Hard agree there! And the service dog community on youtube is even more of a shit hole of poorly trained or not trained at all "service dogs" and young teenage handlers that won't take even the slightest bit of help let alone seek out a professional.

A professional at 7 yrs old is most certainly needed at this age. I agree that tasks are easy to train and take no time. Public access is the hardest to train and take the longest. If the dog is great in public, then maybe just train the tasks as you go and freshen up on the public access stuff.

In the US, dog training is unregulated. Any dope can just pop up one day and call themselves a dog trainer and take clients and money and have never trained a dog in their life. Personally? I would look for ones that do train service dogs. There are some good dog trainers that only train service dogs for veterans and some that will do so for free. And yes, look for the certifications. They are out there to get. They just aren't required. Which is sad if you are talking about a life.
 

Sideways

Moderator
In the US, dog training is unregulated.
Yeah, it's fundamentally unregulated most states here as well. But I think you guys at a minimum have a Canine Council (or similar - state branches etc)?

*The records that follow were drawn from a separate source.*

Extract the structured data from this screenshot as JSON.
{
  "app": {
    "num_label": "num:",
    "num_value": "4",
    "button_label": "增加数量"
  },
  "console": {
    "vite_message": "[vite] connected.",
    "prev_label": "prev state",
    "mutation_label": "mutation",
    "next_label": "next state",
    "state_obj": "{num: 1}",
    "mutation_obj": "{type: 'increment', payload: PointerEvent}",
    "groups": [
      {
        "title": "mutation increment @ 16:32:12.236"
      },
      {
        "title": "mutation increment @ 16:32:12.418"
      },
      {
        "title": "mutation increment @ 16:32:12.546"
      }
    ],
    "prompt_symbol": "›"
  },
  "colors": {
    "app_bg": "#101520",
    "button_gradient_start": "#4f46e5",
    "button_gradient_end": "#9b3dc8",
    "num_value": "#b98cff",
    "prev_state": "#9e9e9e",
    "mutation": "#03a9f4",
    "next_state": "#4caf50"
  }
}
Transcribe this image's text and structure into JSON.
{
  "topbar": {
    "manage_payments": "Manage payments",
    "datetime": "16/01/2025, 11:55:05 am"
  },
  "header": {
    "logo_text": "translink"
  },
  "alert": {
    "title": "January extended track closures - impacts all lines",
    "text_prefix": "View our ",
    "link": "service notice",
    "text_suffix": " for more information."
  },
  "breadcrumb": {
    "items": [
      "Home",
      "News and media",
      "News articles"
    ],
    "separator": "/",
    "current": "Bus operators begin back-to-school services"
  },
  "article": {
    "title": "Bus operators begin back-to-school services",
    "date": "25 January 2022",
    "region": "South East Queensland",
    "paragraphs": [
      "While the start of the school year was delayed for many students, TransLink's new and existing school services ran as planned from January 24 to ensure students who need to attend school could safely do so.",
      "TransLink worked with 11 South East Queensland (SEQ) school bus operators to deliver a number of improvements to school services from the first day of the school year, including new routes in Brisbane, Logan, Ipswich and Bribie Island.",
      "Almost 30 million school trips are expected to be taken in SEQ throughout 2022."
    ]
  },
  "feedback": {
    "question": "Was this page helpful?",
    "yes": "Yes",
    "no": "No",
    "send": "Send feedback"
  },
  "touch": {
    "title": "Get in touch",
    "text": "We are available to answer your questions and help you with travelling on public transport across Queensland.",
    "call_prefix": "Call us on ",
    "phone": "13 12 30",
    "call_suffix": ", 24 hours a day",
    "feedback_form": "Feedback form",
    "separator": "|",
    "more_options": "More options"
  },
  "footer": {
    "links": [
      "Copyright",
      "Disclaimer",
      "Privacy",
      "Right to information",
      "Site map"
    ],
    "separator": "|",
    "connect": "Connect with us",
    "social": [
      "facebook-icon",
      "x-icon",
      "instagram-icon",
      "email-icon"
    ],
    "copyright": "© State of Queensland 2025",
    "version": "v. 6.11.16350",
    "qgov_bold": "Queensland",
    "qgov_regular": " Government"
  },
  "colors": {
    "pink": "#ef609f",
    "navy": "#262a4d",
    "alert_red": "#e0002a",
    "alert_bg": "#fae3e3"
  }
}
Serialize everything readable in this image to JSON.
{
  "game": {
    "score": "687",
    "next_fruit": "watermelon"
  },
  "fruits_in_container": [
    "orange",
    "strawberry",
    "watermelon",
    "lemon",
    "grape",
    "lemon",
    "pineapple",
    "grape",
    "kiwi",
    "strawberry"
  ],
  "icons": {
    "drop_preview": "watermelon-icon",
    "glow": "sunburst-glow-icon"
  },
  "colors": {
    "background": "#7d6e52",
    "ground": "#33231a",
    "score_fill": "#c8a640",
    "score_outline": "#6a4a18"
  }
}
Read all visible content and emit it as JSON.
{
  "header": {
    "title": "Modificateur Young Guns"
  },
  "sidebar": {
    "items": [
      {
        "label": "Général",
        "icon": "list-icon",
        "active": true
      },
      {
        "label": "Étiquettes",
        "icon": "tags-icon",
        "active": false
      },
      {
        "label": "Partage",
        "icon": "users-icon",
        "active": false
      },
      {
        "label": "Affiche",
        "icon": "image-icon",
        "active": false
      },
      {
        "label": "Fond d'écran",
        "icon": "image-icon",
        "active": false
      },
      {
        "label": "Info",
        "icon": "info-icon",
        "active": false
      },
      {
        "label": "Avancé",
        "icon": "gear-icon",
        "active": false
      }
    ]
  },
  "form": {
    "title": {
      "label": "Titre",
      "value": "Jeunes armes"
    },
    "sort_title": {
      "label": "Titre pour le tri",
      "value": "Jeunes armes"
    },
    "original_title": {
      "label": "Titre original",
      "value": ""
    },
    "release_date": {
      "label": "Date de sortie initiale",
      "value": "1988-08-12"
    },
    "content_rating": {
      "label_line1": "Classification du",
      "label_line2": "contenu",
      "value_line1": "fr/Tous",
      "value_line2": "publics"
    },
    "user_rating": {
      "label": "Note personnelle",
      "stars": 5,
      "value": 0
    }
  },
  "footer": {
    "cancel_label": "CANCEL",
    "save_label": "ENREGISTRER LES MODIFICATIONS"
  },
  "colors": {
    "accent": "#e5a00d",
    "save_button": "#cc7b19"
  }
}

Organisations like that are a great place to start for a referal, calling them up, checking their websites etc. Because legit trainers will be members or organisations like that. And shit trainers will have been banned from organisations like that.

It's a big community and a small community at the same time. People who do harm and have trainers come in to fix their mistakes? Word gets around. The people behind the scenes will often have a rough idea of who the idiots are and who the quality are.